Food and Literature: When Flavor Becomes Poetic

Food and Literature: When Flavor Becomes Poetic

Feb 06, 2020Donatella Mulvoni

Discover with us how the apparently distant worlds of words and taste express Italy’s love for beauty and flavor.



Taste is the most formidable of the four senses because it can evoke happiness and pleasure. A dish cooked with exceptional mastery can also stimulate the other senses. According to many experts, food is a powerful allegory for our existence. This is the reason why food plays a prominent role in Italian poetry and literature. A famous Italian chef and restaurateur, Claudio Gargioli (owner of the celebrated “Armando al Pantheon” in Rome) says that “food is the history of a nation, because it mirrors the spirit of the times." we want to introduce you to two great writers and food lovers from Sicily. One comes from the past; the other is contemporary world. The first one is Giuseppe Tomasi, Prince of Lampedusa. He wrote only one novel, a masterpiece set during the Italian Risorgimento, which also became a celebrated film directed by Luchino Visconti. The other writer is Andrea Camilleri, one of Italy’s most popular and prolific authors, who died last year.



Among the most famed literary dish is the “timballo”. This plate is described in Tomasi di Lampedusa’s modern literary masterpiece Il Gattopardo (The Leopard, 1958). It is considered one of the most important novels of the 20th century. The story – set in Sicily – describes the epochal changes in the aristocratic Salina family. One chapter describes a sumptuous dinner featuring a timballo di maccheroni, a maccheroni pasta timbale with chicken, chicken liver, ham, sausage, peas, eggs, mushrooms, Parmigiano, cinnamon, and other spices. In the novel, the dish becomes a powerful symbol of the old, noble classes’ struggle against the new, rising middle class.

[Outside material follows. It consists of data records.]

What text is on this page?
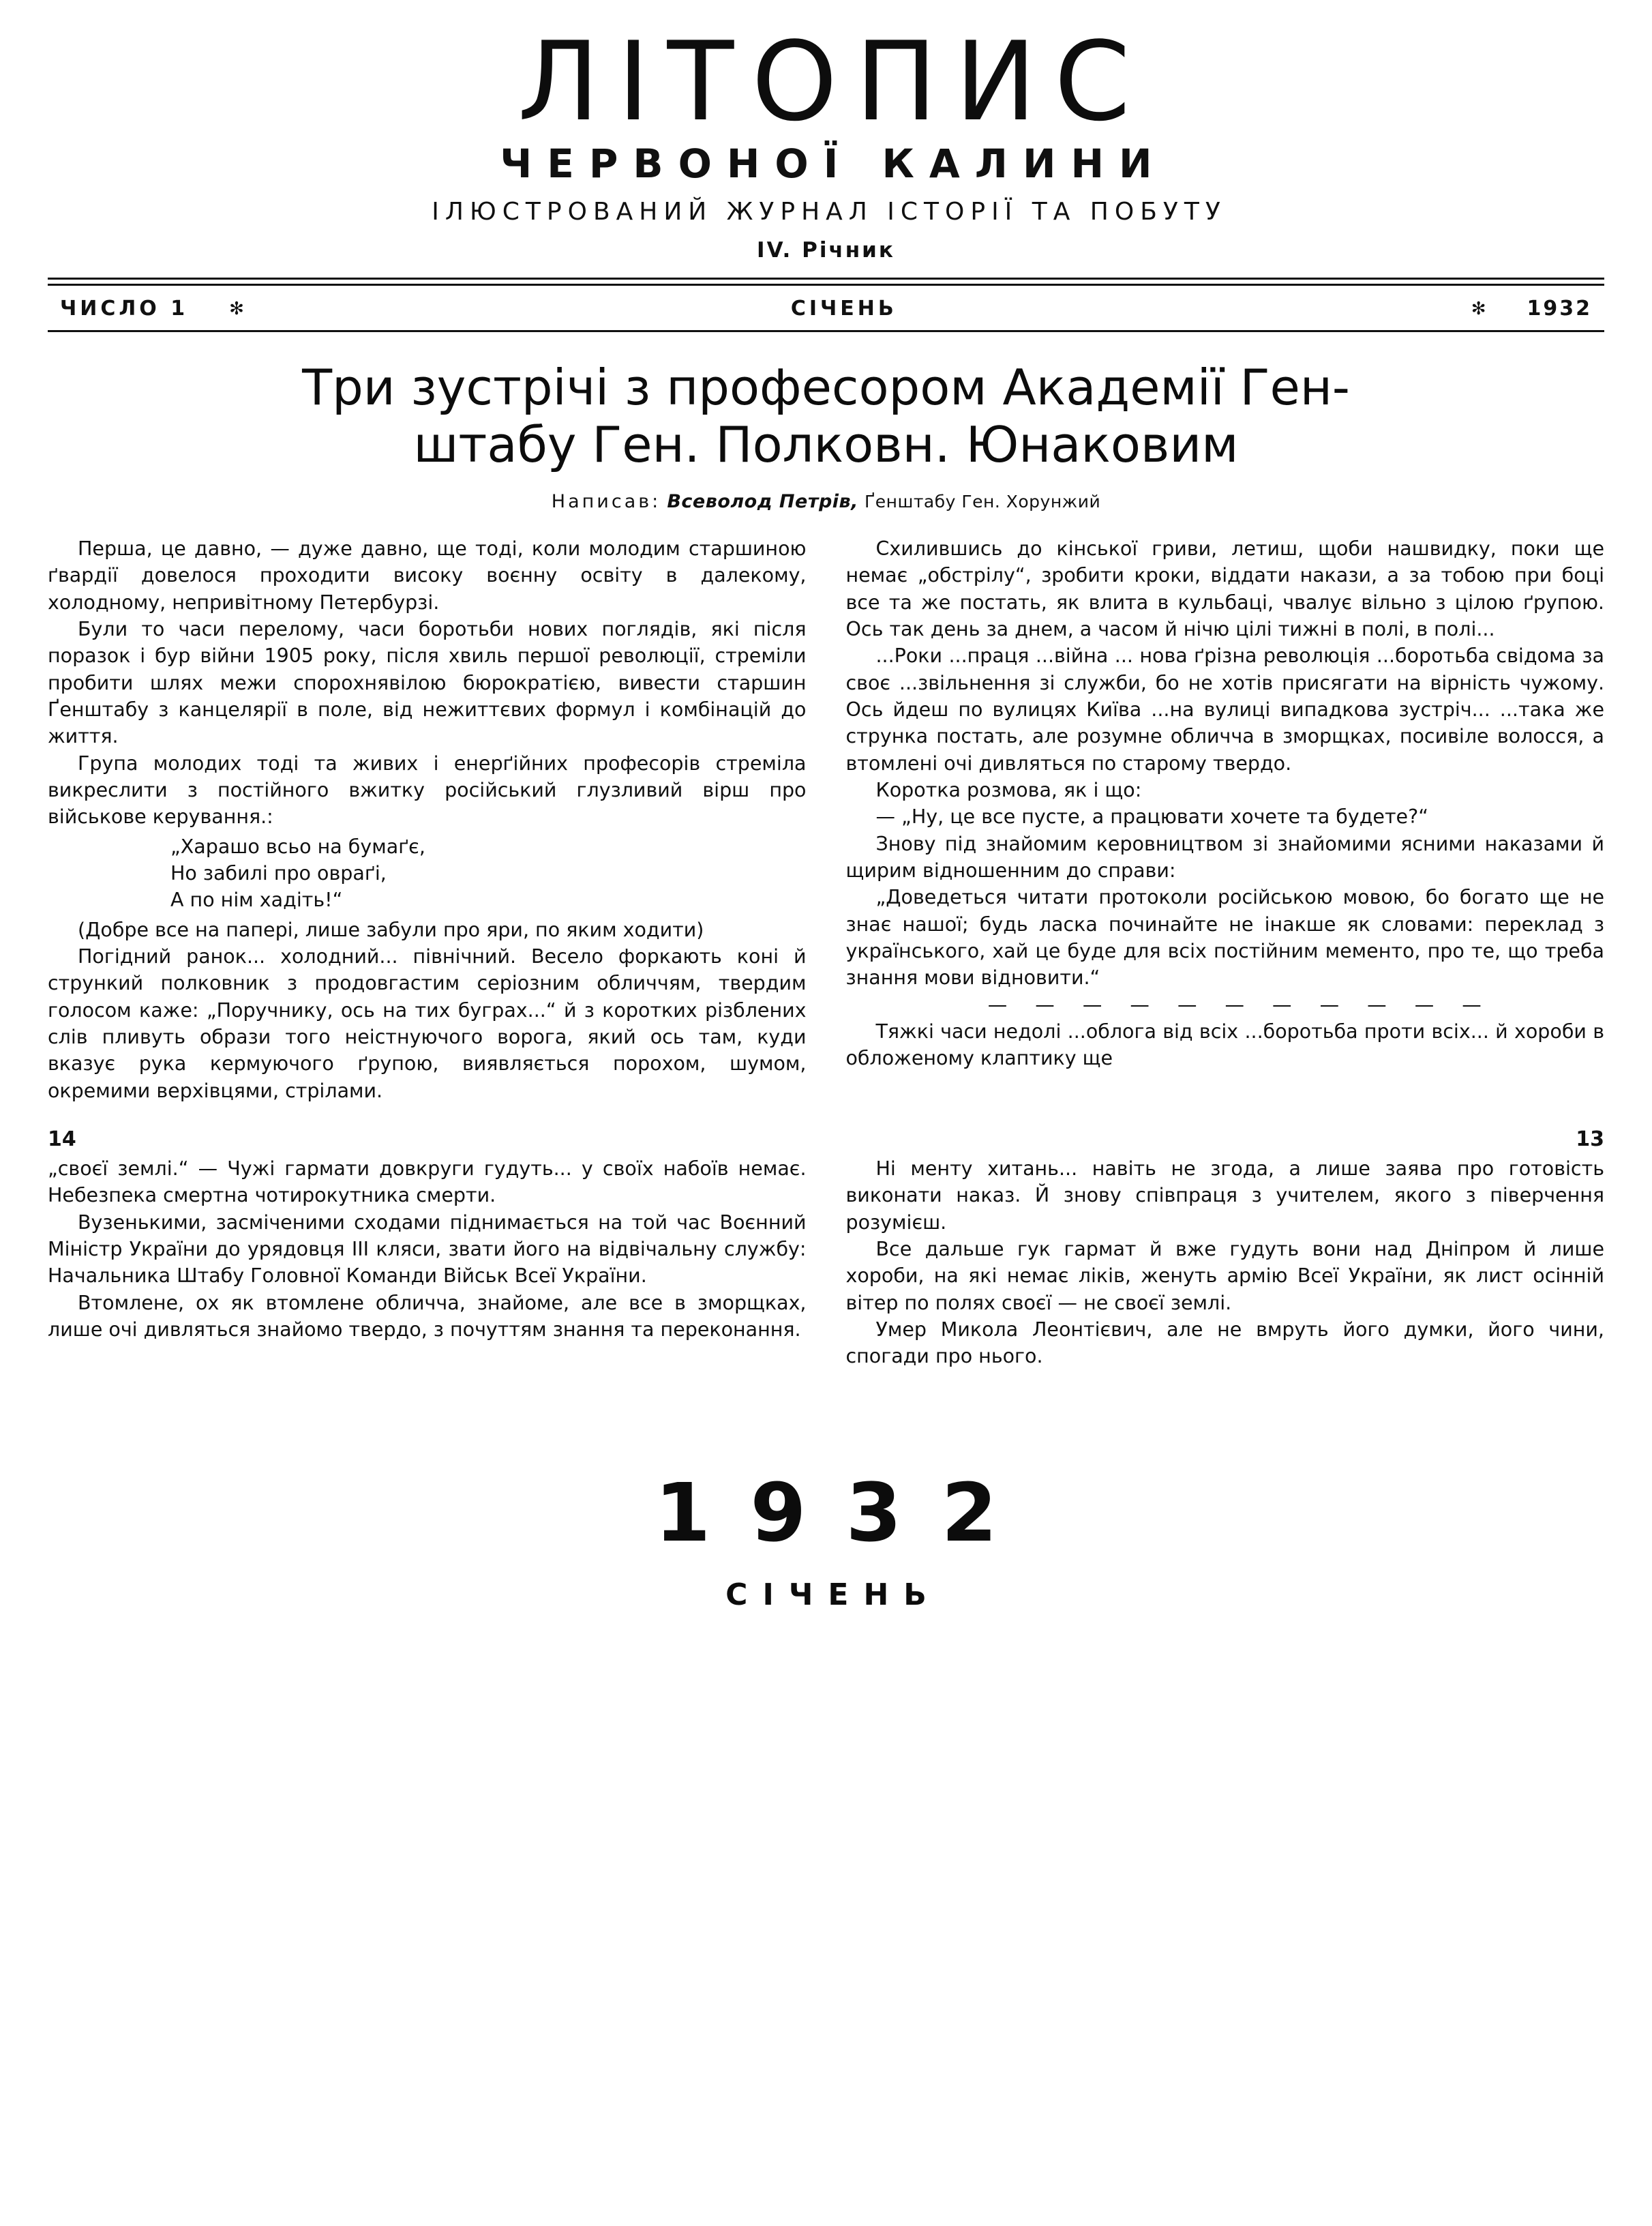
ЛІТОПИС
ЧЕРВОНОЇ КАЛИНИ
ІЛЮСТРОВАНИЙ ЖУРНАЛ ІСТОРІЇ ТА ПОБУТУ
IV. Річник
ЧИСЛО 1 ✻	СІЧЕНЬ	✻ 1932
Три зустрічі з професором Академії Ген-
штабу Ген. Полковн. Юнаковим
Написав: Всеволод Петрів, Ґенштабу Ген. Хорунжий

Перша, це давно, — дуже давно, ще тоді, коли молодим старшиною ґвардії довелося проходити високу воєнну освіту в далекому, холодному, непривітному Петербурзі.

Були то часи перелому, часи боротьби нових поглядів, які після поразок і бур війни 1905 року, після хвиль першої революції, стреміли пробити шлях межи спорохнявілою бюрократією, вивести старшин Ґенштабу з канцелярії в поле, від нежиттєвих формул і комбінацій до життя.

Група молодих тоді та живих і енерґійних професорів стреміла викреслити з постійного вжитку російський глузливий вірш про військове керування.:

„Харашо всьо на бумаґє,
Но забилі про овраґі,
А по нім хадіть!“

(Добре все на папері, лише забули про яри, по яким ходити)

Погідний ранок... холодний... північний. Весело форкають коні й стрункий полковник з продовгастим серіозним обличчям, твердим голосом каже: „Поручнику, ось на тих буграх...“ й з коротких різблених слів пливуть образи того неістнуючого ворога, який ось там, куди вказує рука кермуючого ґрупою, виявляється порохом, шумом, окремими верхівцями, стрілами.

Схилившись до кінської гриви, летиш, щоби нашвидку, поки ще немає „обстрілу“, зробити кроки, віддати накази, а за тобою при боці все та же постать, як влита в кульбаці, чвалує вільно з цілою ґрупою. Ось так день за днем, а часом й нічю цілі тижні в полі, в полі...

...Роки ...праця ...війна ... нова ґрізна революція ...боротьба свідома за своє ...звільнення зі служби, бо не хотів присягати на вірність чужому. Ось йдеш по вулицях Київа ...на вулиці випадкова зустріч... ...така же струнка постать, але розумне обличча в зморщках, посивіле волосся, а втомлені очі дивляться по старому твердо.

Коротка розмова, як і що:

— „Ну, це все пусте, а працювати хочете та будете?“

Знову під знайомим керовництвом зі знайомими ясними наказами й щирим відношенним до справи:

„Доведеться читати протоколи російською мовою, бо богато ще не знає нашої; будь ласка починайте не інакше як словами: переклад з українського, хай це буде для всіх постійним мементо, про те, що треба знання мови відновити.“

— — — — — — — — — — —

Тяжкі часи недолі ...облога від всіх ...боротьба проти всіх... й хороби в обложеному клаптику ще

14	13

„своєї землі.“ — Чужі гармати довкруги гудуть... у своїх набоїв немає. Небезпека смертна чотирокутника смерти.

Вузенькими, засміченими сходами піднимається на той час Воєнний Міністр України до урядовця III кляси, звати його на відвічальну службу: Начальника Штабу Головної Команди Військ Всеї України.

Втомлене, ох як втомлене обличча, знайоме, але все в зморщках, лише очі дивляться знайомо твердо, з почуттям знання та переконання.

Ні менту хитань... навіть не згода, а лише заява про готовість виконати наказ. Й знову співпраця з учителем, якого з піверчення розумієш.

Все дальше гук гармат й вже гудуть вони над Дніпром й лише хороби, на які немає ліків, женуть армію Всеї України, як лист осінній вітер по полях своєї — не своєї землі.

Умер Микола Леонтієвич, але не вмруть його думки, його чини, спогади про нього.

1932
СІЧЕНЬ
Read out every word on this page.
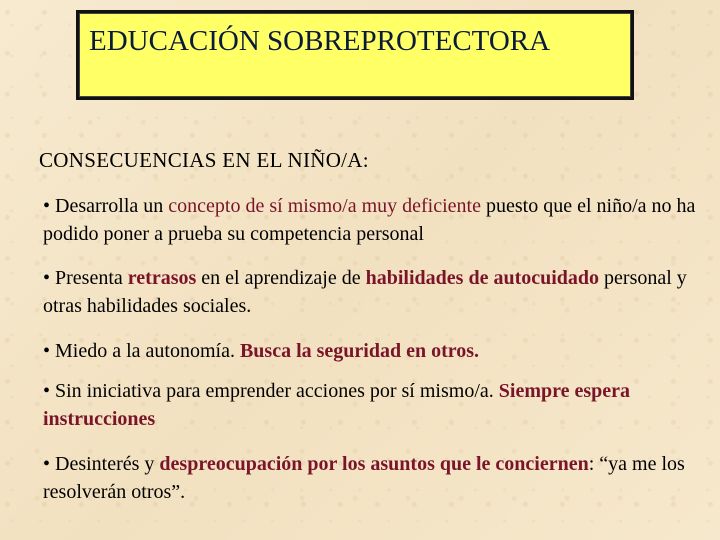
EDUCACIÓN SOBREPROTECTORA
CONSECUENCIAS EN EL NIÑO/A:

• Desarrolla un concepto de sí mismo/a muy deficiente puesto que el niño/a no ha podido poner a prueba su competencia personal

• Presenta retrasos en el aprendizaje de habilidades de autocuidado personal y otras habilidades sociales.

• Miedo a la autonomía. Busca la seguridad en otros.

• Sin iniciativa para emprender acciones por sí mismo/a. Siempre espera instrucciones

• Desinterés y despreocupación por los asuntos que le conciernen: “ya me los resolverán otros”.
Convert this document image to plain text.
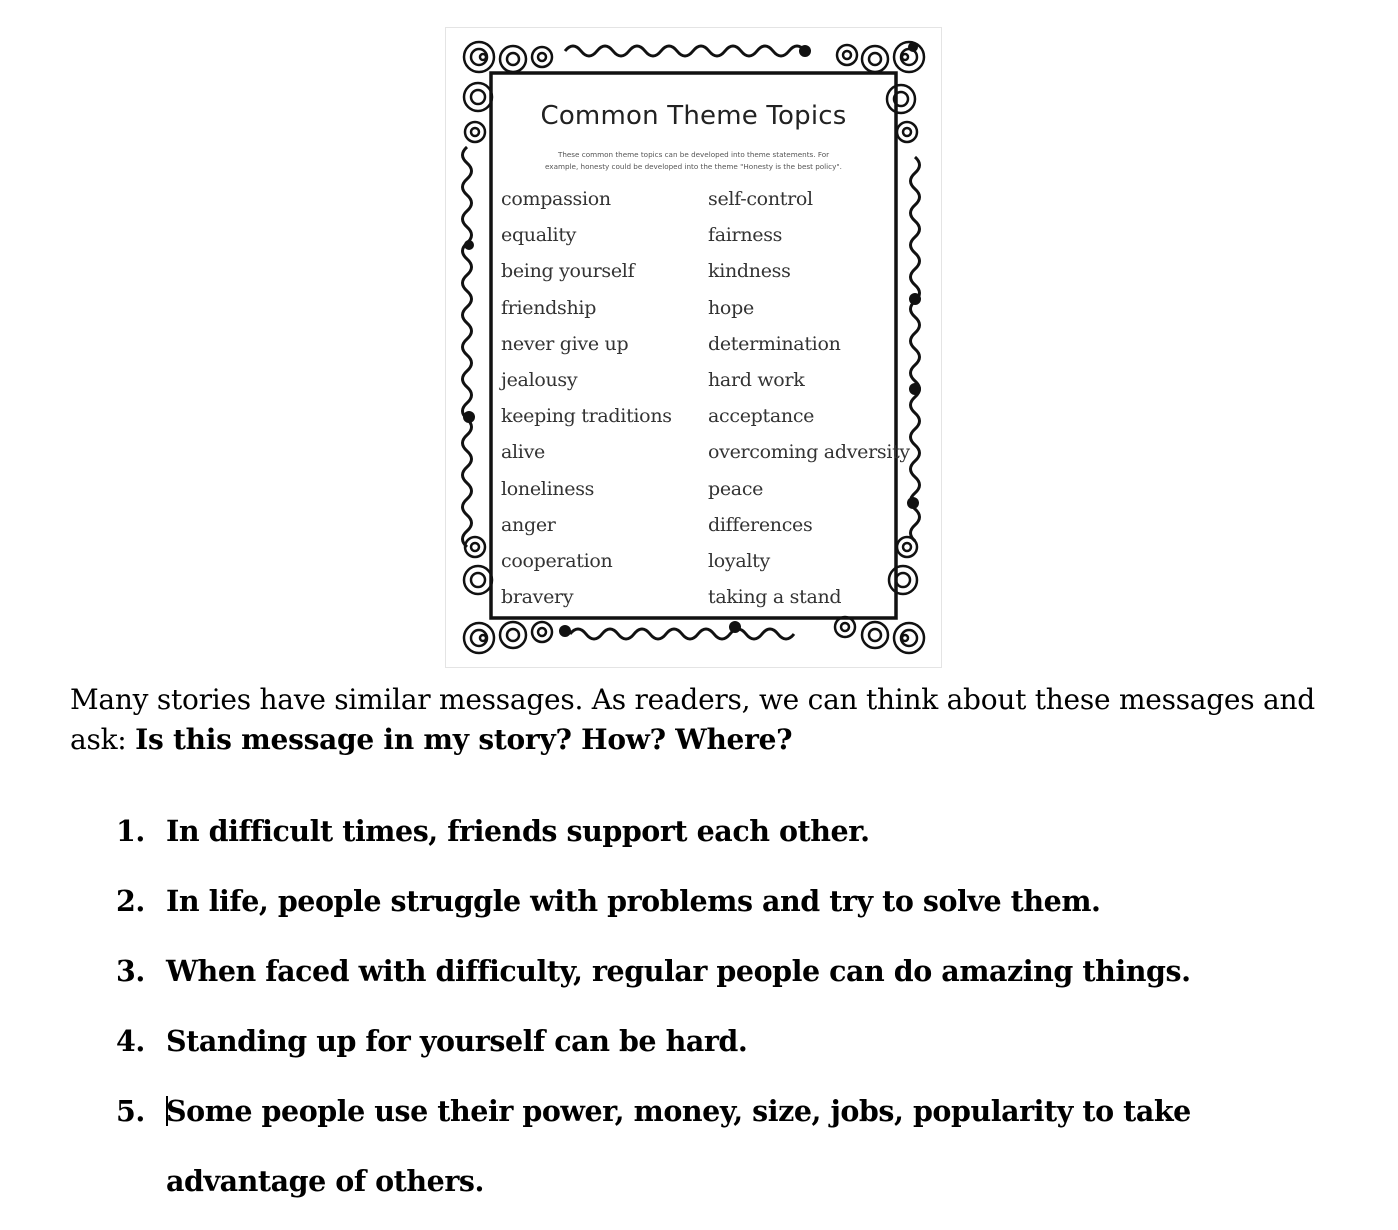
Common Theme Topics
These common theme topics can be developed into theme statements. For
example, honesty could be developed into the theme "Honesty is the best policy".
compassion
equality
being yourself
friendship
never give up
jealousy
keeping traditions
alive
loneliness
anger
cooperation
bravery
self-control
fairness
kindness
hope
determination
hard work
acceptance
overcoming adversity
peace
differences
loyalty
taking a stand

Many stories have similar messages. As readers, we can think about these messages and ask: Is this message in my story? How? Where?

1. In difficult times, friends support each other.
2. In life, people struggle with problems and try to solve them.
3. When faced with difficulty, regular people can do amazing things.
4. Standing up for yourself can be hard.
5. Some people use their power, money, size, jobs, popularity to take advantage of others.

In contemporary literature, the author Andrea Camilleri – “the inventor of Italy’s most famous detective, Commissario Montalbano – often indulges in the description of foods and flavors, and his readers adore it. His culinary descriptions are delightful: amazing dishes, robust wines, and peculiar specialties all feature prominently. Camilleri mentions a specific restaurant, Peppucciu ’u piscaturi, the capital of Sicilian food.